About the job Remote | PhD Rater — Up to $100/hr
We are sharing a specialised remote opportunity for experienced researchers and technical experts to support a frontier-model evaluation initiative focused on advanced STEM reasoning and agentic workflows.
This project focuses on designing and validating complex benchmark tasks across domains such as data science, machine learning, finance, and coding.
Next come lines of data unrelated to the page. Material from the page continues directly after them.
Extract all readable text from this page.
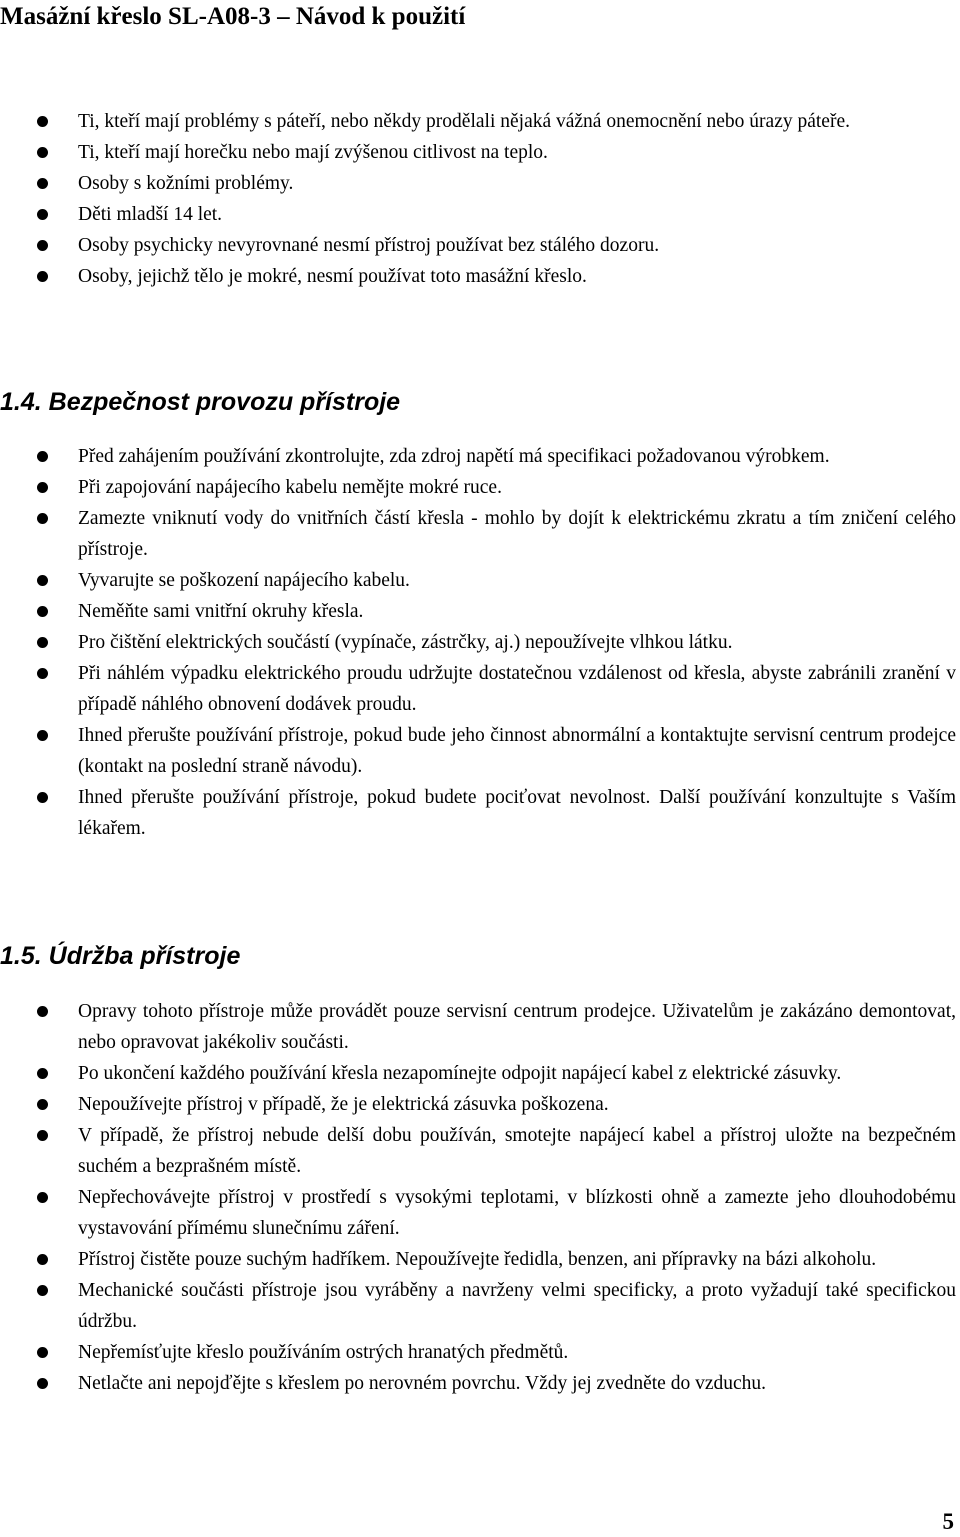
Masážní křeslo SL-A08-3 – Návod k použití
Ti, kteří mají problémy s páteří, nebo někdy prodělali nějaká vážná onemocnění nebo úrazy páteře.
Ti, kteří mají horečku nebo mají zvýšenou citlivost na teplo.
Osoby s kožními problémy.
Děti mladší 14 let.
Osoby psychicky nevyrovnané nesmí přístroj používat bez stálého dozoru.
Osoby, jejichž tělo je mokré, nesmí používat toto masážní křeslo.
1.4. Bezpečnost provozu přístroje
Před zahájením používání zkontrolujte, zda zdroj napětí má specifikaci požadovanou výrobkem.
Při zapojování napájecího kabelu nemějte mokré ruce.
Zamezte vniknutí vody do vnitřních částí křesla - mohlo by dojít k elektrickému zkratu a tím zničení celého přístroje.
Vyvarujte se poškození napájecího kabelu.
Neměňte sami vnitřní okruhy křesla.
Pro čištění elektrických součástí (vypínače, zástrčky, aj.) nepoužívejte vlhkou látku.
Při náhlém výpadku elektrického proudu udržujte dostatečnou vzdálenost od křesla, abyste zabránili zranění v případě náhlého obnovení dodávek proudu.
Ihned přerušte používání přístroje, pokud bude jeho činnost abnormální a kontaktujte servisní centrum prodejce (kontakt na poslední straně návodu).
Ihned přerušte používání přístroje, pokud budete pociťovat nevolnost. Další používání konzultujte s Vaším lékařem.
1.5. Údržba přístroje
Opravy tohoto přístroje může provádět pouze servisní centrum prodejce. Uživatelům je zakázáno demontovat, nebo opravovat jakékoliv součásti.
Po ukončení každého používání křesla nezapomínejte odpojit napájecí kabel z elektrické zásuvky.
Nepoužívejte přístroj v případě, že je elektrická zásuvka poškozena.
V případě, že přístroj nebude delší dobu používán, smotejte napájecí kabel a přístroj uložte na bezpečném suchém a bezprašném místě.
Nepřechovávejte přístroj v prostředí s vysokými teplotami, v blízkosti ohně a zamezte jeho dlouhodobému vystavování přímému slunečnímu záření.
Přístroj čistěte pouze suchým hadříkem. Nepoužívejte ředidla, benzen, ani přípravky na bázi alkoholu.
Mechanické součásti přístroje jsou vyráběny a navrženy velmi specificky, a proto vyžadují také specifickou údržbu.
Nepřemísťujte křeslo používáním ostrých hranatých předmětů.
Netlačte ani nepojďějte s křeslem po nerovném povrchu. Vždy jej zvedněte do vzduchu.
5
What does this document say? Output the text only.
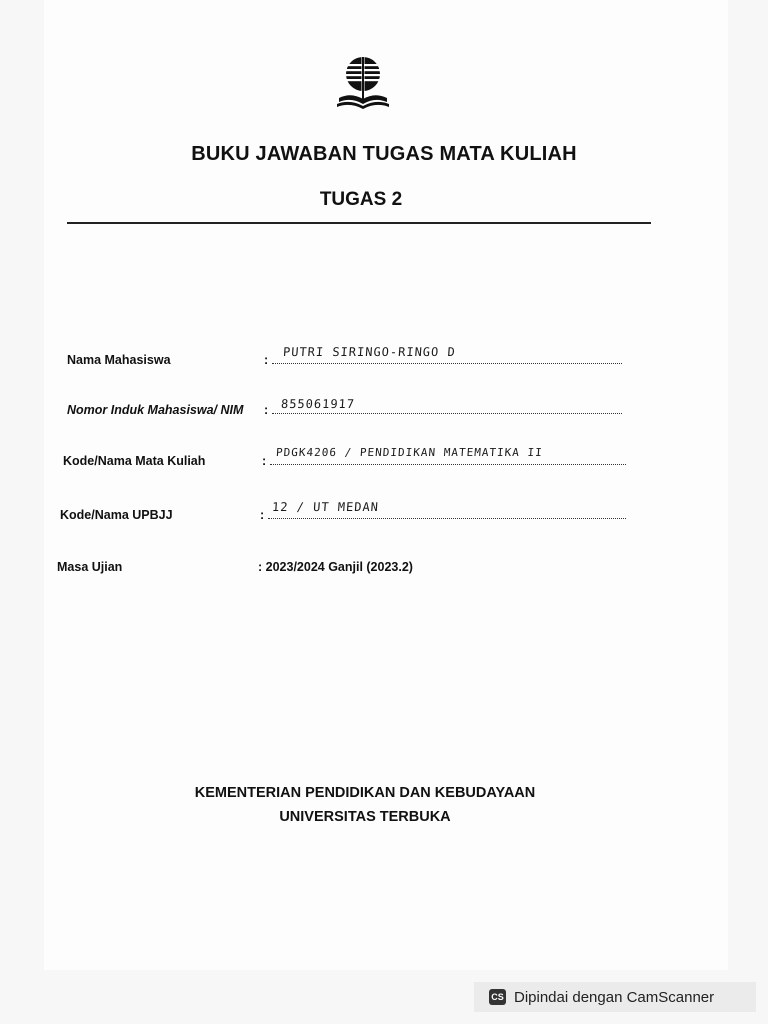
BUKU JAWABAN TUGAS MATA KULIAH
TUGAS 2
Nama Mahasiswa	:
PUTRI SIRINGO-RINGO D
Nomor Induk Mahasiswa/ NIM : 855061917
Kode/Nama Mata Kuliah	:
PDGK4206 / PENDIDIKAN MATEMATIKA II
Kode/Nama UPBJJ	:
12 / UT MEDAN
Masa Ujian	: 2023/2024 Ganjil (2023.2)

KEMENTERIAN PENDIDIKAN DAN KEBUDAYAAN

UNIVERSITAS TERBUKA

CS Dipindai dengan CamScanner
The role involves building real-world evaluation tasks, implementing them in Python-based environments, and analysing how advanced AI systems perform in solving complex technical problems.
Key Responsibilities
Design challenging real-world STEM problems for model evaluation
Implement benchmark tasks inside agentic development environments using Python
Create reproducible tasks with executable tests and clearly defined specifications
Analyse model and agent outputs to identify reasoning gaps and failure modes
Evaluate how AI systems perform on complex data science, machine learning, finance, and coding tasks
Document benchmark tasks, environments, and evaluation outcomes
Ideal Profile
Strong candidates may have:
Active or recently completed PhD from a top-tier U.S.-based university
Deep expertise in data science, machine learning, finance, and/or Python-based programming
Strong research background in advanced STEM domains
Experience designing complex technical problems or research benchmarks
Ability to analyse model reasoning traces and diagnose deeper system behaviour issues
Strong analytical and research documentation skills
Educational Background:
PhD in Computer Science, Data Science, Machine Learning, Finance, or related STEM fields
Nice to Have
Experience working with agentic frameworks or LLM tooling ecosystems
Familiarity with frameworks such as LangChain, AutoGen, MetaGPT, CrewAI, LlamaIndex, BabyAGI, or related systems
Contributions to open-source software or research projects
Experience analysing complex model behaviour or agent workflows
Why This Opportunity
Contribute directly to frontier AI model evaluation and benchmarking efforts
Work on advanced research challenges in agentic AI systems and STEM reasoning tasks
Collaborate with leading AI labs and technical researchers
Help identify and improve limitations in next-generation AI systems
Contract Details
Independent contractor role
Fully remote with flexible scheduling
Part-time research engagement with expected availability of 30+ hours per week
Competitive rates between $50–$100/hour depending on expertise
Weekly payments via Stripe or Wise
Projects may extend or adjust depending on scope and performance
No access to confidential or proprietary information from employers or institutions
About the Platform
This opportunity is available through a leading AI-driven work platform.